How to export data to Excel in PowerShell without Office
Exporting data to Excel in PowerShell is one of the handiest tasks for anyone who builds reports and automates data routines. With the ImportExcel module you can generate ready-formatted .xlsx files straight from your objects, without having Microsoft Excel or Office installed on the machine — perfect for sharing results with colleagues who live in spreadsheets. Here is how to do it, step by step and with examples ready to copy.
Prerequisites
- PowerShell 5.1 or PowerShell 7 (Windows, macOS or Linux).
- An Internet connection to install the module from the PowerShell Gallery.
- Permission to install modules for the current user (no administrator needed).
Step 1: Install the ImportExcel module
The first step to export data to Excel in PowerShell is to install the module, which is available for free on the PowerShell Gallery. Use -Scope CurrentUser so you do not need administrator privileges:
Install-Module -Name ImportExcel -Scope CurrentUser
# Confirmar que ficou instalado
Get-Module -ListAvailable ImportExcel
If this is your first time installing modules, PowerShell may ask you to trust the repository; answer Yes or add -Force. You do not need to run Import-Module manually: the module loads automatically as soon as you use one of its commands.
Step 2: Prepare the data to export
Any collection of objects works as a source: the result of a Get-Process, the rows of a CSV file, records from a database, or a list you build by hand. Each property of the object becomes a column and each object becomes a row. For this example, we will create a small list of products:
$dados = @(
[PSCustomObject]@{ Produto = "Teclado"; Quantidade = 12; Preco = 19.90 }
[PSCustomObject]@{ Produto = "Rato"; Quantidade = 8; Preco = 12.50 }
[PSCustomObject]@{ Produto = "Monitor"; Quantidade = 4; Preco = 149.00 }
)
Step 3: Create the Excel file with Export-Excel
The core command is Export-Excel.
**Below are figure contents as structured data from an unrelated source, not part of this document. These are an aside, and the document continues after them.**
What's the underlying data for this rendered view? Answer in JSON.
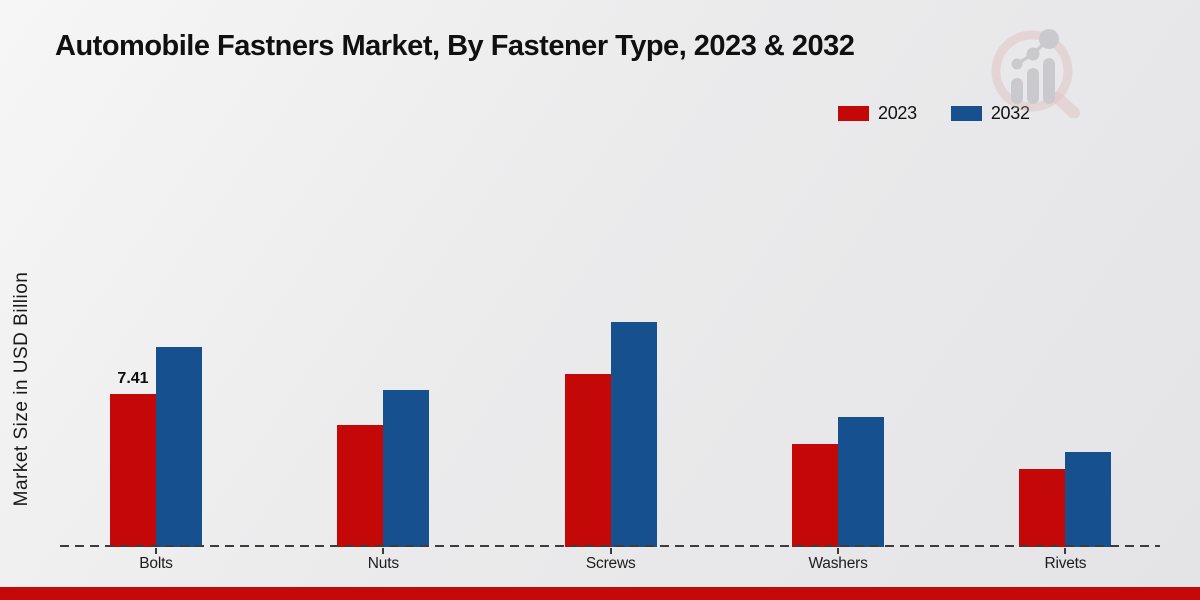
{
  "title": "Automobile Fastners Market, By Fastener Type, 2023 & 2032",
  "ylabel": "Market Size in USD Billion",
  "legend": [
    {
      "label": "2023",
      "color": "#c40808"
    },
    {
      "label": "2032",
      "color": "#17508e"
    }
  ],
  "colors": {
    "bar_2023": "#c40808",
    "bar_2032": "#17508e",
    "bottom_stripe": "#c50808",
    "baseline": "#3c3c3c"
  },
  "chart_data": {
    "type": "bar",
    "categories": [
      "Bolts",
      "Nuts",
      "Screws",
      "Washers",
      "Rivets"
    ],
    "series": [
      {
        "name": "2023",
        "color": "#c40808",
        "values": [
          7.41,
          5.9,
          8.4,
          5.0,
          3.8
        ]
      },
      {
        "name": "2032",
        "color": "#17508e",
        "values": [
          9.7,
          7.6,
          10.9,
          6.3,
          4.6
        ]
      }
    ],
    "title": "Automobile Fastners Market, By Fastener Type, 2023 & 2032",
    "xlabel": "",
    "ylabel": "Market Size in USD Billion",
    "ylim": [
      0,
      12
    ],
    "grid": false,
    "baseline_style": "dashed",
    "legend_position": "top-right",
    "data_labels": [
      {
        "series": "2023",
        "category": "Bolts",
        "text": "7.41"
      }
    ]
  }
}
Just send the data through the pipeline and point to the destination file:
$dados | Export-Excel -Path "C:/Relatorios/produtos.xlsx" -WorksheetName "Produtos" -AutoSize
-AutoSize fits the column width to the content and -WorksheetName names the sheet. If the destination folder does not exist yet, create it first with New-Item -ItemType Directory -Path "C:/Relatorios", otherwise you get a path-not-found error. Running the command again on the same file updates the sheet with the latest data.
Tip: to write several tables into the same file, repeatExport-Excelwith a different-WorksheetName. Each name creates (or updates) a sheet, keeping everything tidy in a single .xlsx.
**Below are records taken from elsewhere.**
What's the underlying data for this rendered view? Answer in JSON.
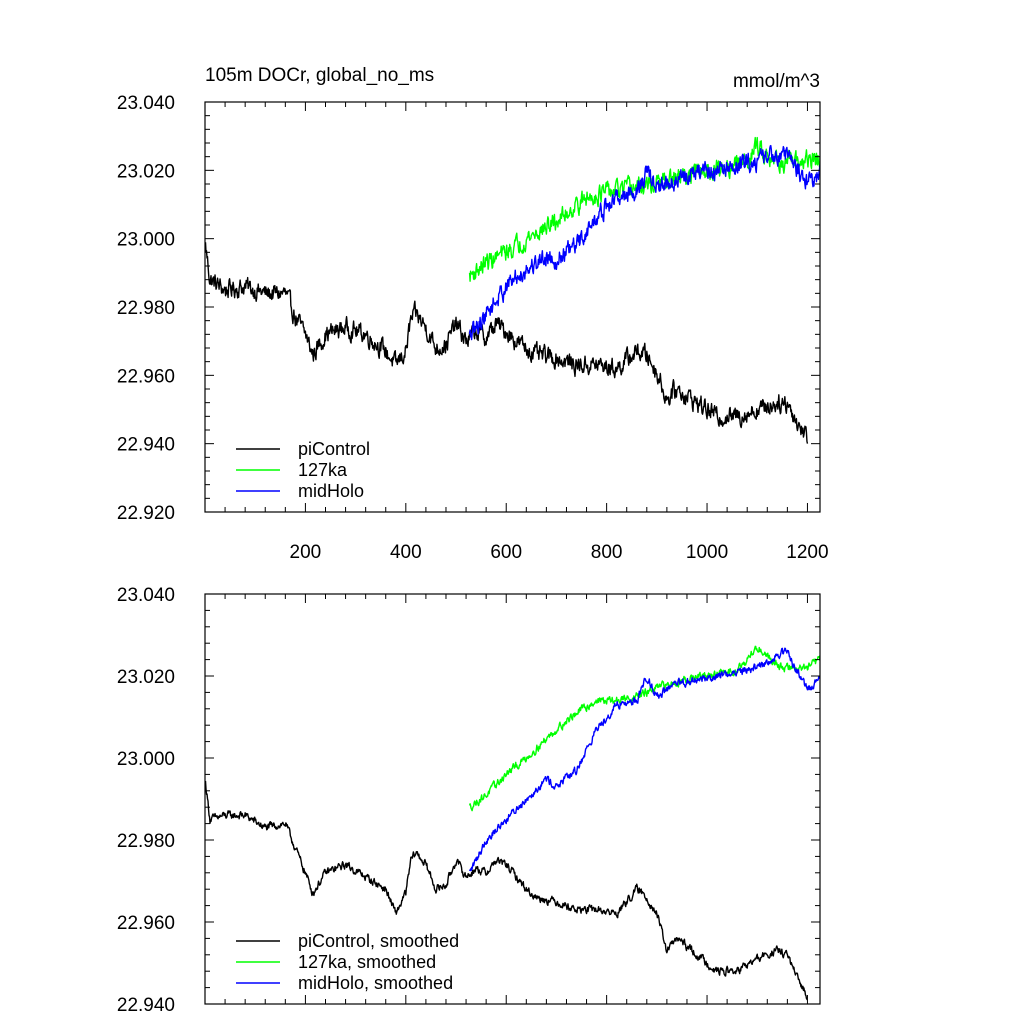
{
  "chart_data": [
    {
      "type": "line",
      "title": "105m DOCr, global_no_ms",
      "units": "mmol/m^3",
      "xlim": [
        0,
        1225
      ],
      "ylim": [
        22.92,
        23.04
      ],
      "xticks": [
        200,
        400,
        600,
        800,
        1000,
        1200
      ],
      "xtick_labels": [
        "200",
        "400",
        "600",
        "800",
        "1000",
        "1200"
      ],
      "yticks": [
        22.92,
        22.94,
        22.96,
        22.98,
        23.0,
        23.02,
        23.04
      ],
      "ytick_labels": [
        "22.920",
        "22.940",
        "22.960",
        "22.980",
        "23.000",
        "23.020",
        "23.040"
      ],
      "legend_position": "bottom-left",
      "series": [
        {
          "name": "piControl",
          "color": "#000000",
          "noise": 0.0022,
          "x": [
            1,
            10,
            40,
            80,
            120,
            160,
            180,
            200,
            215,
            240,
            280,
            320,
            360,
            380,
            400,
            410,
            420,
            440,
            460,
            480,
            500,
            520,
            540,
            560,
            580,
            600,
            620,
            640,
            660,
            700,
            740,
            780,
            820,
            860,
            880,
            900,
            920,
            940,
            960,
            990,
            1020,
            1060,
            1100,
            1140,
            1160,
            1180,
            1200
          ],
          "y": [
            22.998,
            22.988,
            22.985,
            22.986,
            22.984,
            22.984,
            22.977,
            22.972,
            22.966,
            22.972,
            22.974,
            22.972,
            22.967,
            22.963,
            22.967,
            22.976,
            22.978,
            22.974,
            22.968,
            22.969,
            22.975,
            22.97,
            22.973,
            22.971,
            22.975,
            22.973,
            22.97,
            22.968,
            22.966,
            22.965,
            22.963,
            22.963,
            22.962,
            22.967,
            22.966,
            22.961,
            22.953,
            22.956,
            22.954,
            22.951,
            22.948,
            22.948,
            22.95,
            22.952,
            22.952,
            22.946,
            22.942
          ]
        },
        {
          "name": "127ka",
          "color": "#00ff00",
          "noise": 0.0022,
          "x": [
            527,
            560,
            600,
            640,
            700,
            740,
            780,
            820,
            860,
            900,
            950,
            1000,
            1050,
            1080,
            1100,
            1130,
            1150,
            1170,
            1200,
            1225
          ],
          "y": [
            22.989,
            22.993,
            22.996,
            23.0,
            23.005,
            23.01,
            23.013,
            23.014,
            23.015,
            23.016,
            23.018,
            23.02,
            23.021,
            23.023,
            23.027,
            23.024,
            23.022,
            23.022,
            23.023,
            23.023
          ]
        },
        {
          "name": "midHolo",
          "color": "#0000ff",
          "noise": 0.0022,
          "x": [
            527,
            560,
            600,
            640,
            680,
            700,
            740,
            780,
            820,
            860,
            880,
            900,
            940,
            980,
            1020,
            1060,
            1100,
            1140,
            1160,
            1180,
            1200,
            1225
          ],
          "y": [
            22.971,
            22.978,
            22.986,
            22.991,
            22.995,
            22.994,
            22.998,
            23.006,
            23.012,
            23.014,
            23.019,
            23.015,
            23.017,
            23.019,
            23.02,
            23.021,
            23.023,
            23.025,
            23.025,
            23.02,
            23.017,
            23.019
          ]
        }
      ]
    },
    {
      "type": "line",
      "title": "",
      "xlim": [
        0,
        1225
      ],
      "ylim": [
        22.94,
        23.04
      ],
      "yticks": [
        22.94,
        22.96,
        22.98,
        23.0,
        23.02,
        23.04
      ],
      "ytick_labels": [
        "22.940",
        "22.960",
        "22.980",
        "23.000",
        "23.020",
        "23.040"
      ],
      "legend_position": "bottom-left",
      "series": [
        {
          "name": "piControl, smoothed",
          "color": "#000000",
          "noise": 0.0008,
          "x": [
            1,
            10,
            40,
            80,
            120,
            160,
            180,
            200,
            215,
            240,
            280,
            320,
            360,
            380,
            400,
            410,
            420,
            440,
            460,
            480,
            500,
            520,
            540,
            560,
            580,
            600,
            620,
            640,
            660,
            700,
            740,
            780,
            820,
            860,
            880,
            900,
            920,
            940,
            960,
            990,
            1020,
            1060,
            1100,
            1140,
            1160,
            1180,
            1200
          ],
          "y": [
            22.994,
            22.985,
            22.986,
            22.986,
            22.983,
            22.984,
            22.978,
            22.972,
            22.967,
            22.972,
            22.974,
            22.971,
            22.968,
            22.962,
            22.967,
            22.975,
            22.977,
            22.974,
            22.968,
            22.969,
            22.975,
            22.971,
            22.973,
            22.972,
            22.975,
            22.974,
            22.971,
            22.968,
            22.966,
            22.965,
            22.963,
            22.963,
            22.962,
            22.968,
            22.966,
            22.962,
            22.953,
            22.956,
            22.954,
            22.951,
            22.948,
            22.948,
            22.951,
            22.953,
            22.952,
            22.946,
            22.942
          ]
        },
        {
          "name": "127ka, smoothed",
          "color": "#00ff00",
          "noise": 0.0008,
          "x": [
            527,
            560,
            600,
            640,
            700,
            740,
            780,
            820,
            860,
            900,
            950,
            1000,
            1050,
            1080,
            1100,
            1130,
            1150,
            1170,
            1200,
            1225
          ],
          "y": [
            22.988,
            22.991,
            22.996,
            23.0,
            23.007,
            23.011,
            23.014,
            23.014,
            23.015,
            23.017,
            23.019,
            23.02,
            23.021,
            23.024,
            23.027,
            23.024,
            23.022,
            23.022,
            23.022,
            23.024
          ]
        },
        {
          "name": "midHolo, smoothed",
          "color": "#0000ff",
          "noise": 0.0008,
          "x": [
            527,
            560,
            600,
            640,
            680,
            700,
            740,
            780,
            820,
            860,
            880,
            900,
            940,
            980,
            1020,
            1060,
            1100,
            1140,
            1160,
            1180,
            1200,
            1225
          ],
          "y": [
            22.972,
            22.98,
            22.985,
            22.99,
            22.995,
            22.993,
            22.997,
            23.007,
            23.013,
            23.014,
            23.02,
            23.015,
            23.018,
            23.019,
            23.02,
            23.021,
            23.022,
            23.025,
            23.026,
            23.021,
            23.017,
            23.019
          ]
        }
      ]
    }
  ]
}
Step 4: Format as a table and highlight the header
For a more professional, easy-to-read result, turn the data into an Excel table, give it a title and freeze the first row. Using an options table (splatting) keeps the command readable:
$opcoes = @{
Path = "C:/Relatorios/produtos.xlsx"
WorksheetName = "Produtos"
AutoSize = $true
TableName = "Produtos"
TableStyle = "Medium6"
Title = "Relatório de Produtos"
BoldTopRow = $true
FreezeTopRow = $true
Show = $true
}
$dados | Export-Excel @opcoes
Here -TableName and -TableStyle apply a table style with automatic filters; -Title writes a title above the data; -BoldTopRow highlights the header and -FreezeTopRow keeps it visible as you scroll through many rows. Finally, -Show opens the file at the end (as long as you have Excel or another spreadsheet app installed).
Step 5: Read the data back with Import-Excel
The module is not only for writing: Import-Excel reads .xlsx files and returns objects you can filter, sort or reuse like any other in PowerShell — again, without needing Excel installed:
$lidos = Import-Excel -Path "C:/Relatorios/produtos.xlsx" -WorksheetName "Produtos"
$lidos | Where-Object { $_.Quantidade -gt 5 }
In this example we keep only the products whose quantity is greater than 5. It is the simplest way to connect spreadsheets to the rest of your automation.
Verify the result
Open the produtos.xlsx file in the folder you chose: you should see the three rows in a formatted table, with a bold header and adjusted columns. If you would rather check without opening Excel, run Import-Excel -Path "C:/Relatorios/produtos.xlsx" | Format-Table and confirm the same data appears in the console.
Conclusion
In just a few lines you went from PowerShell objects to a formatted Excel report, with no dependency on Office. From here you can schedule the script to generate reports automatically, combine several sheets in one file with -Append, or add charts. What will be the first report you automate this way?